At the time the Australian Government and military were ashamed and embarrassed by the attacks. They were not expected and thus northern Australia was not prepared and not well defended. There was a media blackout on the number of casualties and even the attacks were not widely acknowledged by authorities.
Even after the war the attacks were not given much coverage. They were not included in many history books for schools on Australian history or Western Australian history which was a separate subject in the 1950s. Commemoration services and ceremonies were not held other than in Darwin, and rarely were the causalities mentioned in services honouring war dead.

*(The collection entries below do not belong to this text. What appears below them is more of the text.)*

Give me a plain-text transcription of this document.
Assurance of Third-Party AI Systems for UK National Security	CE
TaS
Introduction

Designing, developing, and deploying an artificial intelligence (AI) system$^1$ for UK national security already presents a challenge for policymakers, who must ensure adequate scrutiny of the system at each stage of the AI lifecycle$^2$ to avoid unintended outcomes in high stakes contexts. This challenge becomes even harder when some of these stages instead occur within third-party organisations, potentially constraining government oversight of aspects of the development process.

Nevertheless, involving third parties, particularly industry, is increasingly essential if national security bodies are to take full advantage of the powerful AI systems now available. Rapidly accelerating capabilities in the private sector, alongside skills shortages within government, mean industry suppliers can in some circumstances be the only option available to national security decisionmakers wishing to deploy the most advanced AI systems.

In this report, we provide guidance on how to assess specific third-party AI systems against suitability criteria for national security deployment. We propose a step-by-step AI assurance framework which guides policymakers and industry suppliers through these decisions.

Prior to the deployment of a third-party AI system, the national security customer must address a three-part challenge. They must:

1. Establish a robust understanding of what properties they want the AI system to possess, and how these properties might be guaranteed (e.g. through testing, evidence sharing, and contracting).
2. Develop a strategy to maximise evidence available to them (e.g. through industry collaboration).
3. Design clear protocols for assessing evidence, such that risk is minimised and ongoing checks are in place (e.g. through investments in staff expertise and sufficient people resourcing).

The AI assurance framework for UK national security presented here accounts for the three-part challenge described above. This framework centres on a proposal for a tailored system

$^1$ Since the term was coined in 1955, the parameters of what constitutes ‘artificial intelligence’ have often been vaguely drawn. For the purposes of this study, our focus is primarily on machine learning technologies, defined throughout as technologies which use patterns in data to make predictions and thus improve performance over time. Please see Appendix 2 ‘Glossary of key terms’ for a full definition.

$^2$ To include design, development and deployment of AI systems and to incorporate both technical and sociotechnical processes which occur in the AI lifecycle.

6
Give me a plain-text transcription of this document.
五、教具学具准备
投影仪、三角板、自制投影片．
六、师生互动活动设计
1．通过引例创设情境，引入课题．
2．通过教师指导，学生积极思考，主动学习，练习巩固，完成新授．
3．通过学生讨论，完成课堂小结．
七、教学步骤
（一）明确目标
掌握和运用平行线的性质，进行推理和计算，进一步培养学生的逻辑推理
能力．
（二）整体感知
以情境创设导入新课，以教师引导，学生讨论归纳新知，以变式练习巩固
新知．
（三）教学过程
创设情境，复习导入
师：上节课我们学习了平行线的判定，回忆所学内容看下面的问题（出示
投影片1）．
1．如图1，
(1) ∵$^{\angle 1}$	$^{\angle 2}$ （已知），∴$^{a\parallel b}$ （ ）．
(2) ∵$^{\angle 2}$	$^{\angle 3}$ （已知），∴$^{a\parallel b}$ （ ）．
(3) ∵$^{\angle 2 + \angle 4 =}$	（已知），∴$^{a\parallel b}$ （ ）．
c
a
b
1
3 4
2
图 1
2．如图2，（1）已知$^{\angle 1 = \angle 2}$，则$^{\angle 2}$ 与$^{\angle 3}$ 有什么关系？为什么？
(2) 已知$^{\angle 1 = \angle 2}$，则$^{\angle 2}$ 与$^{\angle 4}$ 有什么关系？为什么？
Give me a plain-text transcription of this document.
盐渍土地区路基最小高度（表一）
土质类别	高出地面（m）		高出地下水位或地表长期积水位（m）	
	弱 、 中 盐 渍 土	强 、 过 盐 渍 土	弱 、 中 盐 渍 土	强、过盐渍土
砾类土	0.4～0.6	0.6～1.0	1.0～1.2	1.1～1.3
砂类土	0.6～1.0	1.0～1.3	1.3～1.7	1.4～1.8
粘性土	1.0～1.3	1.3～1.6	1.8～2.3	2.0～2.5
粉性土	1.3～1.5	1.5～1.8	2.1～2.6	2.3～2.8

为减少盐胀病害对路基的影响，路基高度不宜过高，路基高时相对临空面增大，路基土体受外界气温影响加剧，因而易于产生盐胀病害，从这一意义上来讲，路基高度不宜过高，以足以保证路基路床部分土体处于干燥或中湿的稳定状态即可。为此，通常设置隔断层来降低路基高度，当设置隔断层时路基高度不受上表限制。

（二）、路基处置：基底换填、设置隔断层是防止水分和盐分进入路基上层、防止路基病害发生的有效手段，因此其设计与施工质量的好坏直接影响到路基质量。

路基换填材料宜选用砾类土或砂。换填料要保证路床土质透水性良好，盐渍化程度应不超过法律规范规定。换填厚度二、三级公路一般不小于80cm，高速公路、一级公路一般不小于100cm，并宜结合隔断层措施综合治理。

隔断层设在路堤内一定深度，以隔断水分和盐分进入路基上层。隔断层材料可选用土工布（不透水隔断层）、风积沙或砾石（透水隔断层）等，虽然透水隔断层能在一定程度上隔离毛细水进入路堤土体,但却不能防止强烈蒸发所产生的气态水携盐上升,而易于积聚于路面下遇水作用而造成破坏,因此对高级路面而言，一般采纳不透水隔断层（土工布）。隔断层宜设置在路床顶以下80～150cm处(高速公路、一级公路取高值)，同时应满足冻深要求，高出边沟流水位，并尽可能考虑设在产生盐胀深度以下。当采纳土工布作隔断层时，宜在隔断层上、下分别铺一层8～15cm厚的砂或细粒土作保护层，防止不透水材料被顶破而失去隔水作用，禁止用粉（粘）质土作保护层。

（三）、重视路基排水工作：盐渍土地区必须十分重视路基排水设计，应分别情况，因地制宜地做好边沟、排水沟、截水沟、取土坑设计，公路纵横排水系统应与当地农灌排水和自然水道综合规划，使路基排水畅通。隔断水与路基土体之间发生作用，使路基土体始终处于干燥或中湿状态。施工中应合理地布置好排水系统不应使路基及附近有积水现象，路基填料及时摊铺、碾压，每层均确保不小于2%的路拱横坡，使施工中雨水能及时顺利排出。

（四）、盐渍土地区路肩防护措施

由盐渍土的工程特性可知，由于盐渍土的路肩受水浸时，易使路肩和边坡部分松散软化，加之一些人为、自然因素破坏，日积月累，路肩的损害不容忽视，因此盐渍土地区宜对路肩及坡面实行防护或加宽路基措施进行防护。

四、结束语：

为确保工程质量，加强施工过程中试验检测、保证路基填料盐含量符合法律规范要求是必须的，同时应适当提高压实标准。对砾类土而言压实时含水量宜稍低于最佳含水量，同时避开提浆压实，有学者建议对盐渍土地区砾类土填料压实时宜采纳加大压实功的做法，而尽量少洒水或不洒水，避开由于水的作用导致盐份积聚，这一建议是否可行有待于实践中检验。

It was many years later that it was formally recognised that military personnel involved in defending northern Australia were classified as on active service.
However, in contrast to this lack of public recognition, the Australian government at the time and subsequent governments did recognise that Australia was under-populated. It was recognised our north was particularly vulnerable to over the water attacks, and that a larger population was needed to ensure Australian sovereignty of the mainland. This was a defining moment as Australia began its migration programs.
The initial migration programs and those subsequently are well covered by historians and migration experts. In the 1950s migrants came from European countries as part of the White Australia policy, but subsequently our programs have thankfully matured to make Australia the multi cultural mix it is today. Many of these latter migrants also have come to Australia as a result of conflicts; Vietnam, Iraq, Afghanistan to name a few.
As we mark the bombing of Darwin on the 19th February, and in so doing recognise the attacks on the other communities across northern Australia, we should also reflect on how Australia’s role in conflict has helped shaped our nation. The immigration that has resulted has made Australia what it is today, and no doubt, with our present immigration policies providing a homeland for other displaced persons, will do so in the future.
With one in four of our schoolchildren born overseas, and over forty percent having a parent born overseas, it is important we continue to commemorate events such as the attacks on Australia’s home soil in 1942-1943 so that many new and young Australians can learn and appreciate how Australia has evolved.